Obama announces Chinese trade action on rare-earth minerals

The Obama administration on Tuesday stepped up pressure on China to loosen export restrictions on rare-earth minerals critical to the production of high-tech goods. 

President Obama announced the United States would file a case in the World Trade Organization, along with the European Union and Japan, requesting talks with China over its export controls. The request is the first formal step in a WTO legal case. 

"If China would simply let the market work on its own we'd have no objections, but their policies, currently, are preventing that from happening, and that goes against the very rules that China agreed to follow," Obama said during a press conference in the Rose Garden.

ADVERTISEMENT
The rare-earth minerals are critical to producing high-tech and manufacturing products, and U.S. business groups have long complained of Chinese restrictions on their export. China produces 95 percent of the world's rare-earth minerals and has reduced exports as demand has risen within its borders — a move that U.S. officials deem unfair.

The president said the restriction on rare-earth minerals is "too important for us to stand by and do nothing."

"We have to take control of our energy future and we can't let that energy industry take root in some other country because they were allowed to break the rules," he said.

While China-bashing is common during an election year, a senior administration official insisted Tuesday the timing of the WTO filing had nothing to do with the presidential election. 

The official said there was a need to bring the case, and noted the involvement of the European Union and Japan to buttress the point. 

Chinese officials defended the policy, arguing that reducing production is needed to limit environmental damage and conserve resources. 

"We think the policy is in line with WTO rules," said Liu Weimin, a  Chinese foreign ministry spokesman said at a briefing, according to news reports. 

"Exports have been stable. China will continue to export, and will manage rare earths based on WTO rules," Liu said.

Political pressure to punish China for what critics say are its unfair trade practices — including an undervalued currency, intellectual property theft and indigenous innovation issues — has been building in Congress. 

Sen. Charles Schumer (D-N.Y.), the lead messaging strategist for Senate Democrats, called the move a "worthwhile step" but said more must be done to stop China’s "hoarding" of rare-earth minerals.

Schumer suggested that Treasury Secretary Timothy Geithner should immediately urge the World Bank to block financing for Chinese mining projects, and the Interior Department should block Chinese-funded mining projects in the United States.

"These two steps would get China’s attention right away and force them to reconsider their unfair practices," he said.

In the WTO filing, the United States said it wants to talk about restrictions on minerals used to produce hybrid car batteries, wind turbines, energy-efficient lighting, steel, advanced electronics, automobiles, petroleum and chemicals. 

U.S. officials say the restrictions in China are causing "massive distortions" of the global market.
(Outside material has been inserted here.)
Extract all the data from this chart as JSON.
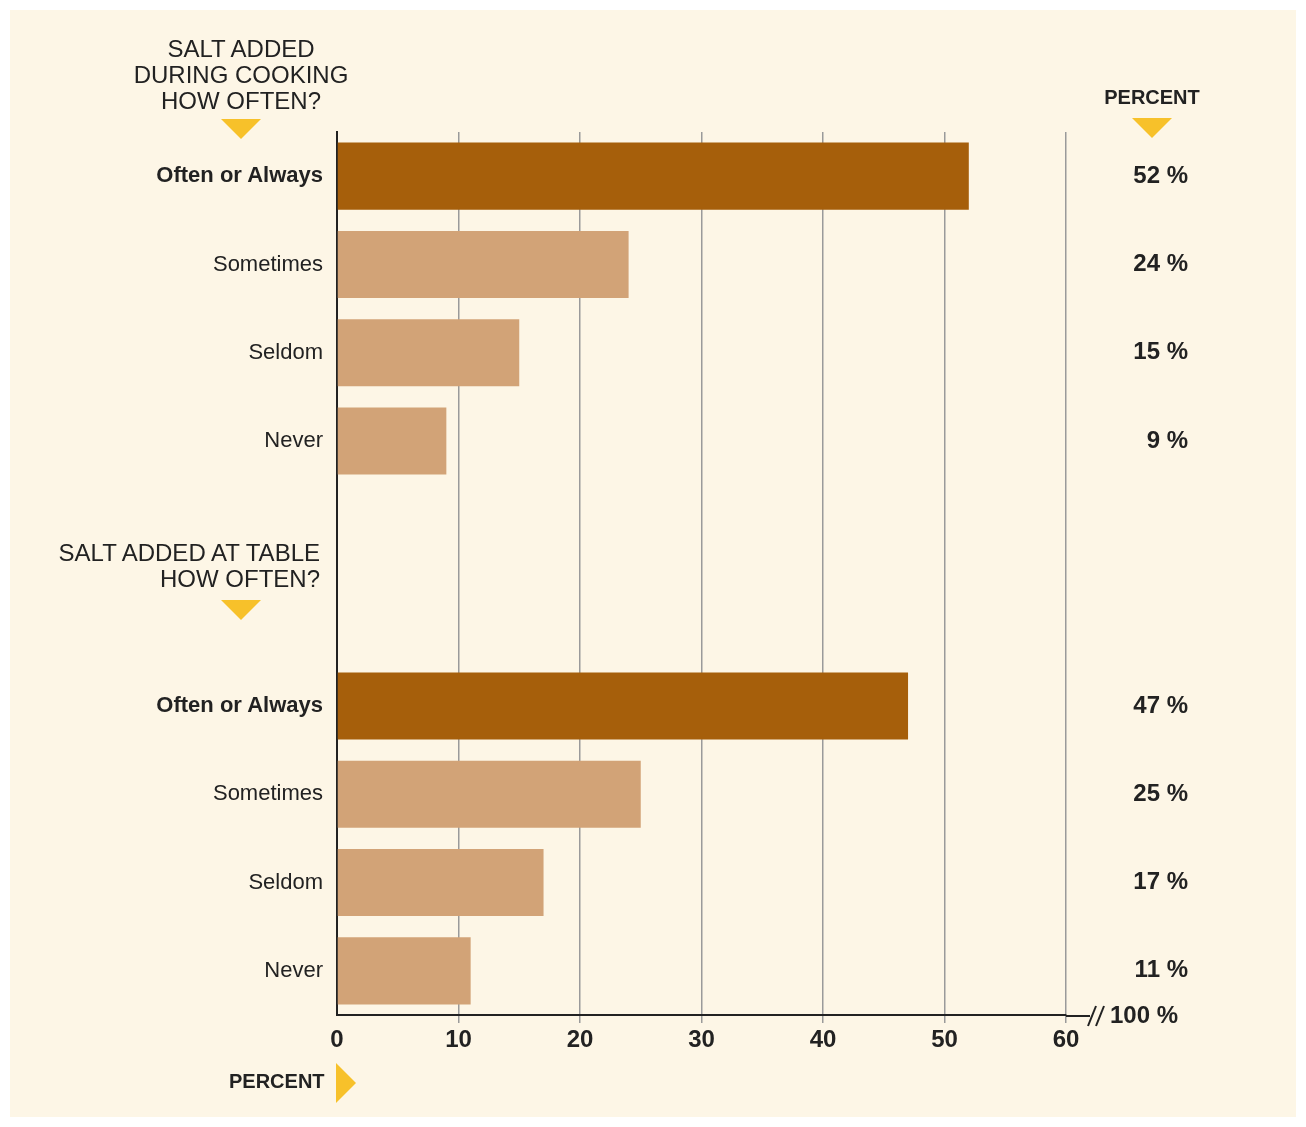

The officials also said the Chinese efforts are aimed at pressuring U.S. companies to move their production facilities to China.

"China continues to make its export restraints more restrictive, resulting in massive distortions and harmful disruptions in supply chains for these materials throughout the global marketplace,” said U.S. Trade Representative Ron Kirk in a statement.  
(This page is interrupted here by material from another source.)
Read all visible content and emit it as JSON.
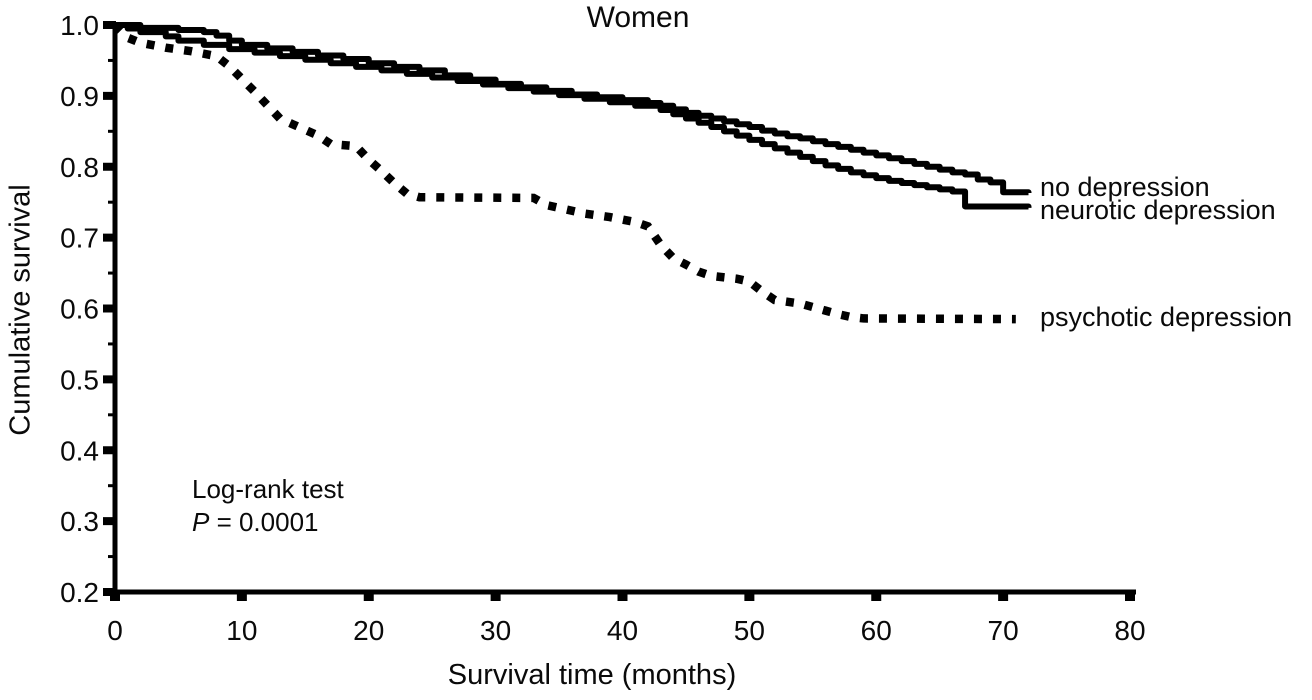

China has cut its export quotas of these minerals over the past several years to cope with growing demand at home, though the government also cites environmental concerns as the reason for the restrictions.

Sen. Chuck Grassley (R-Iowa) said the case undermines the need for the new Interagency Trade Enforcement Center created by the Obama administration.
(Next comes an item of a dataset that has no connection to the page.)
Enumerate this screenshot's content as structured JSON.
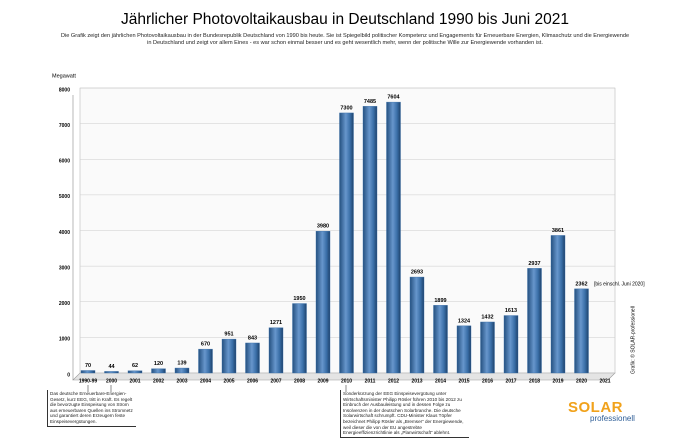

"The cases show the United States is already capable of bringing enforcement actions without a new layer of government," Grassley said.

The White House said the new enforcement agency would be able to tackle a greater number of trade issues that arise, especially with China.

With the new case, U.S. officials said they needed to act now or risk the policy having a "crippling" effect on the industrial sector. 

Under WTO rules, if the matter is not resolved through consultations within 60 days — that period began Tuesday — the United States can request the establishment of a WTO dispute settlement panel.  

"We will continue fighting for a level playing field for American workers and manufacturers in order to grow our economy, and ensure open markets for products made in America," Kirk said. 

House Ways and Means Committee Chairman Dave Camp (R-Mich.) said Tuesday that he supports the White House's enforcement efforts.

"The United States should not hesitate to enforce its rights at the WTO, and I hope the administration will bring additional cases to address China's barriers," Camp said in a statement.


—This story was posted at 10:25 a.m. and last updated at 4:51 p.m.